News 29th January 2018

Bringing Open Government to Local Governments

by Andreas Pavlou

Last week, the Open Government Network was in Manchester, Sheffield and Leeds to talk with local residents and civil society organisations about the problems they face, and reforms they feel are needed, to bring about more open government in the UK.

Our workshops with people around England, and complemented in the devolved nations by our sister networks in Scotland, Wales and Northern Ireland, are an essential element in developing the UK’s 2018-20 open government national action plan. The conversations will better inform and prepare us before we enter the co-creation stage between civil society and government to draft the action plan.

This process of crowdsourcing ideas and proposals – to continue in Birmingham and Bristol this week – aims to go further than last time (when the devolved nations were included) to also incorporate ideas for local government.

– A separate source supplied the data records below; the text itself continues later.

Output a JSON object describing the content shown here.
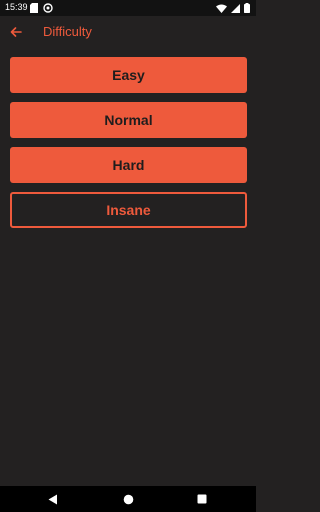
{
  "status_bar": {
    "time": "15:39",
    "left_icons": [
      "sd-card-icon",
      "sync-icon"
    ],
    "right_icons": [
      "wifi-icon",
      "signal-icon",
      "battery-icon"
    ]
  },
  "app_bar": {
    "title": "Difficulty",
    "back_icon": "arrow-left-icon"
  },
  "difficulty": {
    "options": [
      {
        "label": "Easy",
        "style": "filled"
      },
      {
        "label": "Normal",
        "style": "filled"
      },
      {
        "label": "Hard",
        "style": "filled"
      },
      {
        "label": "Insane",
        "style": "outlined"
      }
    ],
    "selected": "Insane"
  },
  "nav_bar": {
    "buttons": [
      "back-triangle-icon",
      "home-circle-icon",
      "recents-square-icon"
    ]
  },
  "colors": {
    "accent": "#ee5a3c",
    "background": "#232121",
    "status_bar": "#121212",
    "nav_bar": "#000000"
  }
}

The emphasis on open government at the local level, and finding those local pioneers who want to change the way their cities are run, is well timed – the Open Government Partnership announced this week it has opened applications for another round of its local government programme. [1]

But what was discussed in the workshops?

Participants from the three northern English cities were passionate about tackling local issues. They wanted their local governments (be it metro-mayors, city councils, or combined authorities) to be far more transparent about how decisions are made and how local money is spent; engage more with local populations to make sure they are a real part of decision-making processes; and give the public greater clarity about local government responsibilities so that local communities can better hold their representatives and institutions to account.

Many of the proposals that emerged from these workshops are the kinds of ideas that could be replicated up and down the UK, including:

  • Make local tender processes more transparent;
  • Ensure local consultation processes actively seek out marginalised groups and critical voices who are often not included;
  • Guarantee obligatory feedback mechanisms for local consultations so people know how their comments were used in taking decisions;
  • Ensure that local government communicates better what it does (which included an idea to crowdsource FAQs online that trigger responses from local government if supported by a certain number of local residents).

We have just started the journey towards creating and launching the UK’s open government action plan, and we want you to be part of it.

All ideas from the workshops will be uploaded to the online consultation platform where you can read and comment on them, and vote for the ones you like. You might even feel inspired and decide that actually, you want to propose something yourself!

You can keep up to date with the action plan process by following us on Twitter, take part in the discussions either via the Open Government Network Forum, adding your voice to our online consultation, or participate in our open government workshops.

Our next workshops will be in Birmingham (Impact Hub, Digbeth) on Weds 31st January, and Bristol (Hamilton House, 80 Stokes Croft) on Thurs 1st February.

[1] In 2016, Scotland successfully joined the OGP pilot programme for lower-level tiers of government, that has now been relaunched by the international initiative. Over two years, Scotland (as a subnational level of government) developed its own action plan on open government with Scottish civil society and citizens.